Bill Ramage, with Premier Drug Testing, explained to the Kentucky Drug-free Workplace program to the court.
Ramage explained that the local company would be donating the required drug policy as well as the first year of training for staff and supervisors and giving a discount on the testing procedures, all to help the county institute the program and thereby receive a discount on workers compensation insurance.
Magistrate Gary Robertson seconded the motion by Greg Popplewell that the program should begin, and proceed once the anticipated discount is assured.
Magistrate Jimmy McQueary was the only vote in opposition to the program.
After the meeting Robertson said he had been involved in a similar program while working for the state, and he'd seen its effectiveness as a deterrent to drug use.
The new policy would randomly test 10 percent of county employees for a wide range of illegal and legal drugs.
Ramage explained that the program was expanded to include prescription drugs years ago because of Kentucky's status as the number-one state for prescription drug abuse.
The Monday night meeting began with the announcement of an additional grant for the county's recycling program.
H.M. Bottom told the court that the county would have to match 25 percent of the 102,000 grant, and some of that would have to be in the form of cash outlay, since not all would be through in-kind contribution as with the other grants.
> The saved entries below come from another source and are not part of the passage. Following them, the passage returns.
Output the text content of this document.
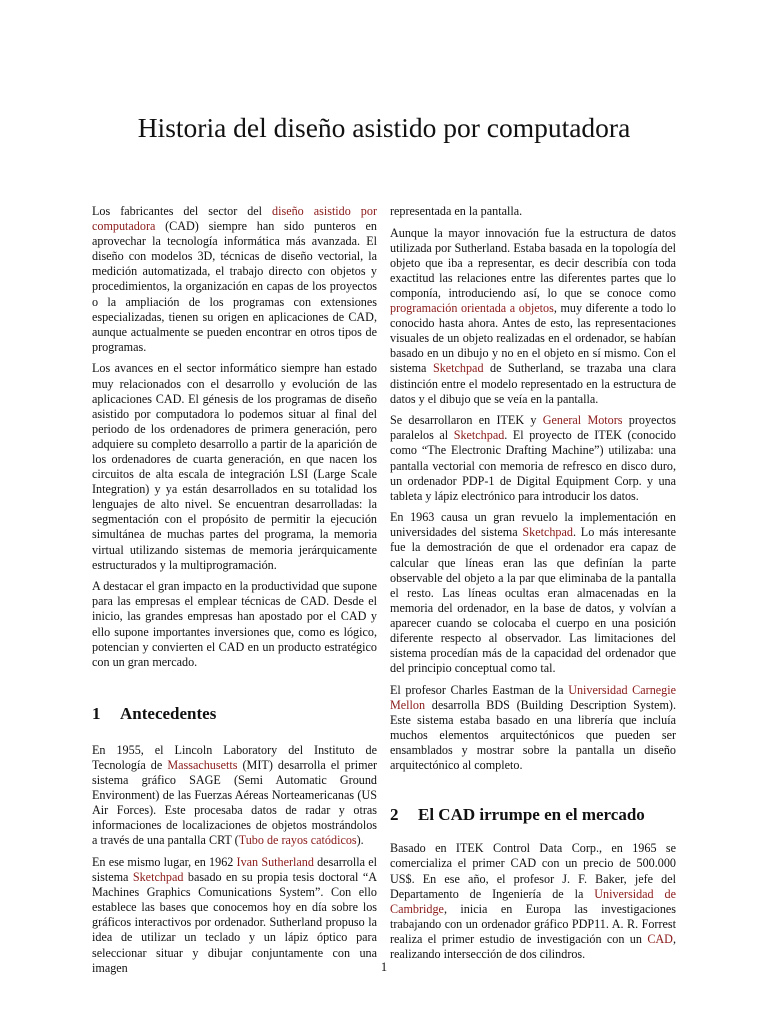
Historia del diseño asistido por computadora

Los fabricantes del sector del diseño asistido por computadora (CAD) siempre han sido punteros en aprovechar la tecnología informática más avanzada. El diseño con modelos 3D, técnicas de diseño vectorial, la medición automatizada, el trabajo directo con objetos y procedimientos, la organización en capas de los proyectos o la ampliación de los programas con extensiones especializadas, tienen su origen en aplicaciones de CAD, aunque actualmente se pueden encontrar en otros tipos de programas.

Los avances en el sector informático siempre han estado muy relacionados con el desarrollo y evolución de las aplicaciones CAD. El génesis de los programas de diseño asistido por computadora lo podemos situar al final del periodo de los ordenadores de primera generación, pero adquiere su completo desarrollo a partir de la aparición de los ordenadores de cuarta generación, en que nacen los circuitos de alta escala de integración LSI (Large Scale Integration) y ya están desarrollados en su totalidad los lenguajes de alto nivel. Se encuentran desarrolladas: la segmentación con el propósito de permitir la ejecución simultánea de muchas partes del programa, la memoria virtual utilizando sistemas de memoria jerárquicamente estructurados y la multiprogramación.

A destacar el gran impacto en la productividad que supone para las empresas el emplear técnicas de CAD. Desde el inicio, las grandes empresas han apostado por el CAD y ello supone importantes inversiones que, como es lógico, potencian y convierten el CAD en un producto estratégico con un gran mercado.

1 Antecedentes

En 1955, el Lincoln Laboratory del Instituto de Tecnología de Massachusetts (MIT) desarrolla el primer sistema gráfico SAGE (Semi Automatic Ground Environment) de las Fuerzas Aéreas Norteamericanas (US Air Forces). Este procesaba datos de radar y otras informaciones de localizaciones de objetos mostrándolos a través de una pantalla CRT (Tubo de rayos catódicos).

En ese mismo lugar, en 1962 Ivan Sutherland desarrolla el sistema Sketchpad basado en su propia tesis doctoral “A Machines Graphics Comunications System”. Con ello establece las bases que conocemos hoy en día sobre los gráficos interactivos por ordenador. Sutherland propuso la idea de utilizar un teclado y un lápiz óptico para seleccionar situar y dibujar conjuntamente con una imagen

representada en la pantalla.

Aunque la mayor innovación fue la estructura de datos utilizada por Sutherland. Estaba basada en la topología del objeto que iba a representar, es decir describía con toda exactitud las relaciones entre las diferentes partes que lo componía, introduciendo así, lo que se conoce como programación orientada a objetos, muy diferente a todo lo conocido hasta ahora. Antes de esto, las representaciones visuales de un objeto realizadas en el ordenador, se habían basado en un dibujo y no en el objeto en sí mismo. Con el sistema Sketchpad de Sutherland, se trazaba una clara distinción entre el modelo representado en la estructura de datos y el dibujo que se veía en la pantalla.

Se desarrollaron en ITEK y General Motors proyectos paralelos al Sketchpad. El proyecto de ITEK (conocido como “The Electronic Drafting Machine”) utilizaba: una pantalla vectorial con memoria de refresco en disco duro, un ordenador PDP-1 de Digital Equipment Corp. y una tableta y lápiz electrónico para introducir los datos.

En 1963 causa un gran revuelo la implementación en universidades del sistema Sketchpad. Lo más interesante fue la demostración de que el ordenador era capaz de calcular que líneas eran las que definían la parte observable del objeto a la par que eliminaba de la pantalla el resto. Las líneas ocultas eran almacenadas en la memoria del ordenador, en la base de datos, y volvían a aparecer cuando se colocaba el cuerpo en una posición diferente respecto al observador. Las limitaciones del sistema procedían más de la capacidad del ordenador que del principio conceptual como tal.

El profesor Charles Eastman de la Universidad Carnegie Mellon desarrolla BDS (Building Description System). Este sistema estaba basado en una librería que incluía muchos elementos arquitectónicos que pueden ser ensamblados y mostrar sobre la pantalla un diseño arquitectónico al completo.

2 El CAD irrumpe en el mercado

Basado en ITEK Control Data Corp., en 1965 se comercializa el primer CAD con un precio de 500.000 US$. En ese año, el profesor J. F. Baker, jefe del Departamento de Ingeniería de la Universidad de Cambridge, inicia en Europa las investigaciones trabajando con un ordenador gráfico PDP11. A. R. Forrest realiza el primer estudio de investigación con un CAD, realizando intersección de dos cilindros.

1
Previously the county had been awarded grant money for new recyclables collection trailers. This grant for a cardboard-bailer had been denied at that time.
Bottom said once state officials came to the center and saw the volume of recycling that was passing through the center they reconsidered the grant request.
"I believe they thought we were exaggerating the numbers," Bottom said of the state officials.
The court approved selection of bids and purchase of the new equipment, as well as the budget amendment for the expenditure.
The court also approved transfer of $100,000 to the jail fund, for operations, and approved changing the court's regular meeting to noon.
County Judge-Executive Mickey Garner said the change to mid-day meetings was necessary to accommodate the evening meetings for construction of the jail and judicial center.
Voting in opposition was Popplewell, who works at Wolf Creek Dam during the day and would not be able to attend the noon meetings.
In other actions-
Mary Marshal replaced Jenny Jones Marshal on the library board
Glen McCormick was reappointed to the county tax board.
Bobby Conner was moved from part-time to full-time as a county road employee
Of the $160,404 in secondary road funds passed through to the county $66,000 was ear-marked for Dickerson Ridge Road and the rest is to be divided among the precincts based on road miles.